2. Antibiotic therapy
Indicated for infected urachal remnants.
- Empiric coverage: e.g., amoxicillin‑clavulanate 875 mg/125 mg PO BID for 7–10 days, or intravenous ceftriaxone 1 g daily if high‑grade infection.
- Adjust based on culture sensitivities.
3. Surgical excision
Definitive treatment for most symptomatic lesions and for any suspected malignancy.
| Procedure | Key Points |
|---|---|
| Open excision | Traditional approach; allows wide margins for carcinoma. |
| Laparoscopic excision | Minimally invasive; shorter hospital stay, comparable cure rates. |
| Robotic‑assisted excision | Precision for complex diverticula; limited data but promising. |
For urachal carcinoma, partial cystectomy with en‑bloc removal of the urachal tract and umbilectomy is standard.
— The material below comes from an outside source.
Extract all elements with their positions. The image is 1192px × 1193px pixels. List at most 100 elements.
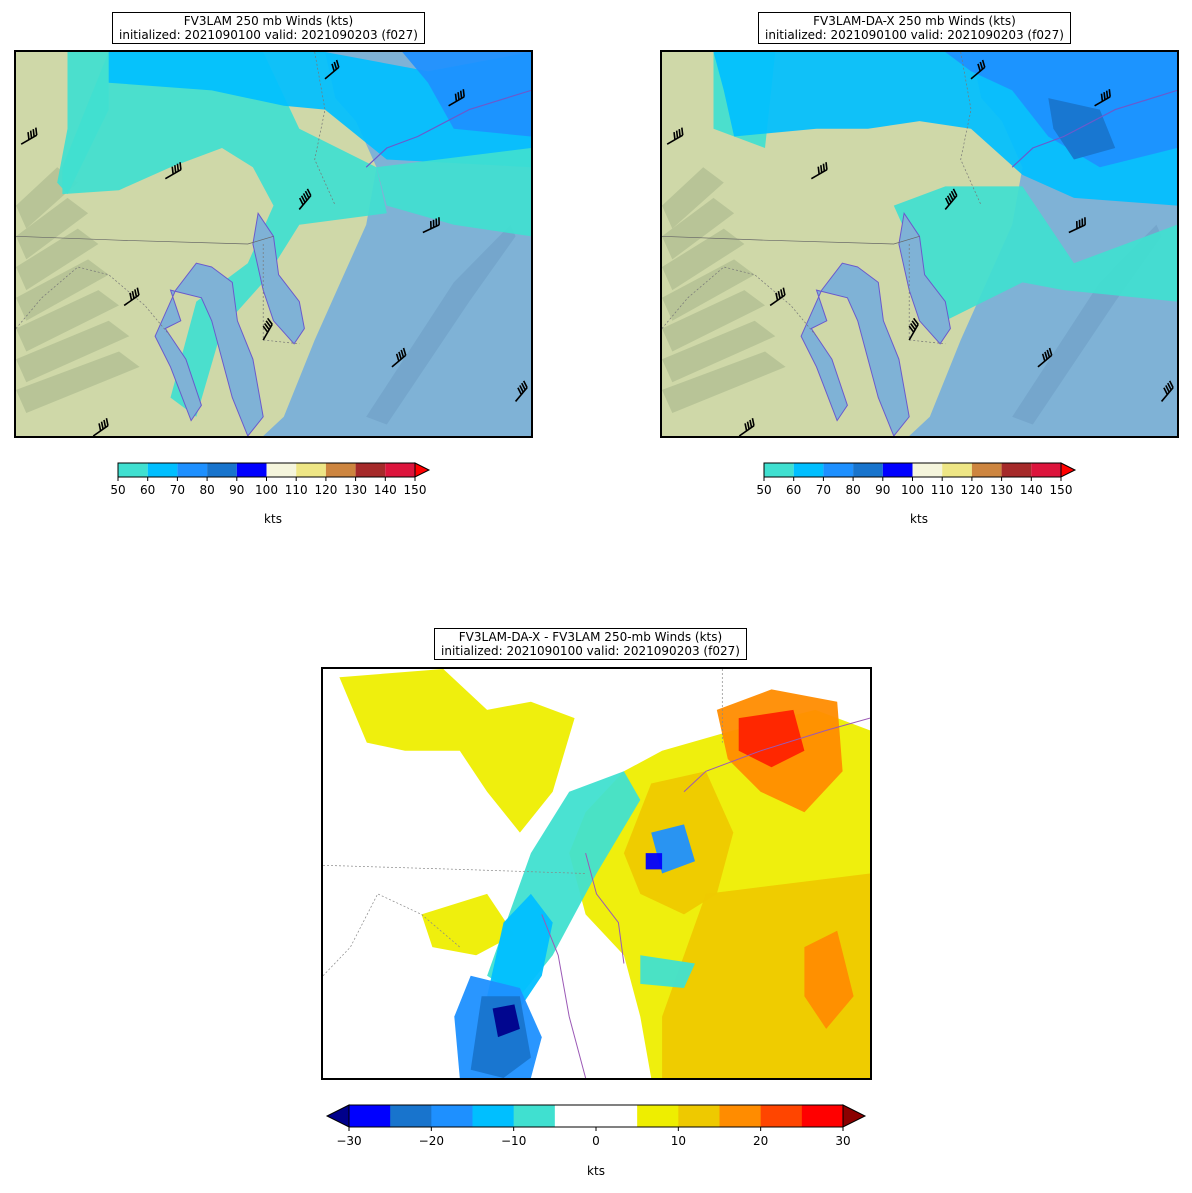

Adjuvant chemotherapy (e.g., 5‑fluorouracil + oxaliplatin) may be considered in advanced disease per NCCN guidelines.
4. Lifestyle and supportive care
- Hydration – helps flush bacteria if the bladder communicates.
- Good umbilical hygiene – gentle cleaning with mild soap and drying.
- Prompt treatment of UTIs – reduces seeding of the urachus.
Living with Urachal Abnormality
Even after successful treatment, patients may have concerns about recurrence, activity, and overall well‑being.
- Follow‑up imaging: Ultrasound or CT at 3–6 months post‑surgery, then annually for 2 years.
- Wound care: Keep the incision clean; avoid submerging in hot tubs or pools for 2 weeks.
- Physical activity: Light activity is safe after 2 weeks; heavy lifting or contact sports should be delayed 4–6 weeks.
- Psychosocial impact: Some patients experience anxiety about cancer risk – counseling or support groups can help.
Prevention
Because urachal anomalies are congenital, they cannot be prevented before birth. However, certain steps can lower the risk of complications:
- Maintain good peri‑umbilical hygiene in infants and children.
- Promptly treat any urinary tract infection.
- Seek medical evaluation for any persistent umbilical discharge, especially if foul‑smelling or bloody.
- Regular health check‑ups for adults with known urachal remnants, including periodic imaging as advised by the urologist.
Complications
If left untreated, urachal abnormalities can lead to:
- Infection/abscess: May progress to sepsis; reported in 30–40 % of untreated cysts.
- Fistula formation: Persistent connection between bladder and skin causing chronic drainage.
- Urachal carcinoma: Rare (<1 % of urachal anomalies) but aggressive; 5‑year survival < 50 % when diagnosed late.
- Urinary obstruction: Large diverticula can compress the bladder neck.
When to Seek Emergency Care
- Sudden, severe abdominal pain (especially with fever)
- Rapid swelling or redness around the umbilicus with pus discharge
- Signs of sepsis: high fever (> 38.9 °C / 102 °F), rapid heartbeat, confusion, or low blood pressure
- Gross blood in the urine or inability to urinate
- Unexplained weight loss, night sweats, or persistent fatigue (possible malignancy warning)
Sources: Mayo Clinic, CDC, National Institutes of Health (NIH), World Health Organization (WHO), Cleveland Clinic, American Cancer Society, NCCN Guidelines, peer‑reviewed articles (J Urol 2022; 207(3):543‑551; Pediatr Surg Int 2021; 37:789‑795).